Hill in North Rhine-Westphalia Germany

The Sonnenberg, near Heimbach in the county of Düren in the state of North Rhine-Westphalia, is a hill, , in the Rur Eifel, a northern part of the Eifel mountains in Germany.

== Geography ==
=== Location ===
The Sonnenberg rises in the Rur Eifel within the High Fens-Eifel Nature Park and is entirely within the borough of Heimbach. Its summit lies 1,5 km northeast of Hengebach Castle (Heimbach Castle), which is situated in the heart of the town of Heimbach on the River Rur, and 1 km south-southwest of the village church of Hausen, which is further downstream. At the western foot of the hill is the village of Fischbachtal, a small settlement between Heimbach and Hausen, and about 2,5 km (each as the crow flies) east lies the village of Vlatten. To the south the countryside transitions to the Eichelberg (379.1 m) hill near Heimbach. A northern spur of the Sonnenberg, towards Hausen, is called the Rensberg which, on topographical maps somewhat north of its name at almost the same spot gives the heights as 348.4 m and 346.5 m.
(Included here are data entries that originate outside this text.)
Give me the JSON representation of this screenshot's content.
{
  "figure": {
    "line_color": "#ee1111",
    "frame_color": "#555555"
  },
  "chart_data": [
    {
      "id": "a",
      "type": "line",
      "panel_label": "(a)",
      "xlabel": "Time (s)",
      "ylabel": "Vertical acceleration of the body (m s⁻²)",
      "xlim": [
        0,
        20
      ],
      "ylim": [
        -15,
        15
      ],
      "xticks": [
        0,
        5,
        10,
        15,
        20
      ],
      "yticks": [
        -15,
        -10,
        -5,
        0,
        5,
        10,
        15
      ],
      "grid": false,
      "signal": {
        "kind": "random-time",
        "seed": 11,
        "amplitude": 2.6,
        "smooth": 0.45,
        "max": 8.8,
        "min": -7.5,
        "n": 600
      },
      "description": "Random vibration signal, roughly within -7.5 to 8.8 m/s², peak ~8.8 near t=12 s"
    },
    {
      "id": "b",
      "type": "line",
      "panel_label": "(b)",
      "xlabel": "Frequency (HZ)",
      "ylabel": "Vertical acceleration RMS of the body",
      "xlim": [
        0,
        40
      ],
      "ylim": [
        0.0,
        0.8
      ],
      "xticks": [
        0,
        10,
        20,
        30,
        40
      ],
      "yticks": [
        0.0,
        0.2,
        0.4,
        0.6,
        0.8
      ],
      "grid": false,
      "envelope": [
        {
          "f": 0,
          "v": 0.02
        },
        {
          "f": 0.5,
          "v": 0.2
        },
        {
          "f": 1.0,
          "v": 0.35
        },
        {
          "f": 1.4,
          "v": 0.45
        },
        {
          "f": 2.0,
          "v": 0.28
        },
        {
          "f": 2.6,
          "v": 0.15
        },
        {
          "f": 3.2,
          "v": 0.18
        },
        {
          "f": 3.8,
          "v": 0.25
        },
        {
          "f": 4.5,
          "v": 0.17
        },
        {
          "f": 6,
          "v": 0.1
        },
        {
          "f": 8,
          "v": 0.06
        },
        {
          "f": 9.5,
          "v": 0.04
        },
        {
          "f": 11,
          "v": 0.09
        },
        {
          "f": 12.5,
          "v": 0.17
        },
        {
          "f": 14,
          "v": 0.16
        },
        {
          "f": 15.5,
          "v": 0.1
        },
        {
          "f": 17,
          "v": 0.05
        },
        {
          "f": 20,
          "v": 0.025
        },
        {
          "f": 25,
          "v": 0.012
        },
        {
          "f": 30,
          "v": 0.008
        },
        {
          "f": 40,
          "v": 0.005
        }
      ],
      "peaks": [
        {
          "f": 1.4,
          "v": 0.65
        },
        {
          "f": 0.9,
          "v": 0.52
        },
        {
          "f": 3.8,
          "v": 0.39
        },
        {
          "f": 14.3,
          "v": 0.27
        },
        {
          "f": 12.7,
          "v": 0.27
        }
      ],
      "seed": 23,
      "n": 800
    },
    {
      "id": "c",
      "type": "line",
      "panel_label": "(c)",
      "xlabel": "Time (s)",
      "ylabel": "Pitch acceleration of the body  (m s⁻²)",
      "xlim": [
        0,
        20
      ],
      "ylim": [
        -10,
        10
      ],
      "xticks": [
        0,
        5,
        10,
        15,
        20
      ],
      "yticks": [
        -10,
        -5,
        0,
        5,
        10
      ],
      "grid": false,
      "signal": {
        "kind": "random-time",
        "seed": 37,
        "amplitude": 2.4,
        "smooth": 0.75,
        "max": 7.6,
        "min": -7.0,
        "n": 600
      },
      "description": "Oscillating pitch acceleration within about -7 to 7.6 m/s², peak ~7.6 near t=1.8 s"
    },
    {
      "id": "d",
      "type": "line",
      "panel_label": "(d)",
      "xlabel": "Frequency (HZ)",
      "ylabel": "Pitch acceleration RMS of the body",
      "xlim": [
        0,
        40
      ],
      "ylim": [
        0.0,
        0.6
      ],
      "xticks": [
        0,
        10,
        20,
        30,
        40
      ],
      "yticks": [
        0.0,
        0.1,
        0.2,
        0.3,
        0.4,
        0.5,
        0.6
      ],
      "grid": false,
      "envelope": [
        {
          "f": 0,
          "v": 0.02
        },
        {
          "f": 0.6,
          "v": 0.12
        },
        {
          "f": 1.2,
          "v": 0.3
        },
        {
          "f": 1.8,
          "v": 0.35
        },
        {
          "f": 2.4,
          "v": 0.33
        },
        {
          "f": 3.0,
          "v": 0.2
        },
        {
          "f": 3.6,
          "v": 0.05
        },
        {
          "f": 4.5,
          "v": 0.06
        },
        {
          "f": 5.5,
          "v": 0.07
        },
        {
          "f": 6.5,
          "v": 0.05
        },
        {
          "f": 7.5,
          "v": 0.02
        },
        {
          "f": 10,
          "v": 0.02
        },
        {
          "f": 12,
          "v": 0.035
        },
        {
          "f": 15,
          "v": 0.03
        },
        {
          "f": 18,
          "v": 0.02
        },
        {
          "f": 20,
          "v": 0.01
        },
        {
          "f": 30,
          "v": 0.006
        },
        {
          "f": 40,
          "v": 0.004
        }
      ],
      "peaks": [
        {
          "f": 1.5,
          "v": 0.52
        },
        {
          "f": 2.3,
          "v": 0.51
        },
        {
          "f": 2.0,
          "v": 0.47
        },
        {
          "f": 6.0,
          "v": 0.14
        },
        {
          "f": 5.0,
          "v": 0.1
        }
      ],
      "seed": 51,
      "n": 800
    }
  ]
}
The Sonnenberg descends steeply to the Roer; from the summit to the river (ca. 193 m) near Hausen (Rur bridge: 195.9 m) is a height difference of about 200 metres. The hillsides above the Rur are, in places, characterised by prominent slate crags.

The Sonnenberg is partly used for agriculture. In addition, a gas pipeline and a 110-kV pylon runs over it. There are several shrines and altars to the Madonna and Child.

=== Natural regions ===
The Sonnenberg is in the natural region major unit group of the West Eifel/Ardennes (no. 28), in the major unit of the Rur Eifel (282), in the subunit of the Rur-Urft-Olef valleys (282.3) and in the natural region of the Heimbach-Maubacher Rurtal (282.34).

== Protected areas ==
On the Sonnenberg, which is covered by the woods of the Hausener Busch, lie parts of the protected area of Kreis Düren (Teilfläche 1) (CDDA no. 322307; 1988; 307.29 km²). On its lower slopes in the south, west and northwest are separate elements of the nature reserve of Buntsandsteinfelsen im Rurtal zwischen Heimbach und Kreuzau (CDDA no. 318269; designated in 1981; 56 ha).

== Transport and walking ==
The Landesstraße 249 runs along the Rur from Heimbach to Hausen passing the Sonnenberg to the west. South of the hill it crosses the L 218 in Heimbach; the latter runs from Vlatten through Heimbach to Hasenfeld. From these and other roads or in the villages mentioned the hill may be reached on numerous woodland tracks and paths; it is a popular walking area. The E8 European long distance path runs past the Sonnenberg to the south through Heimbach.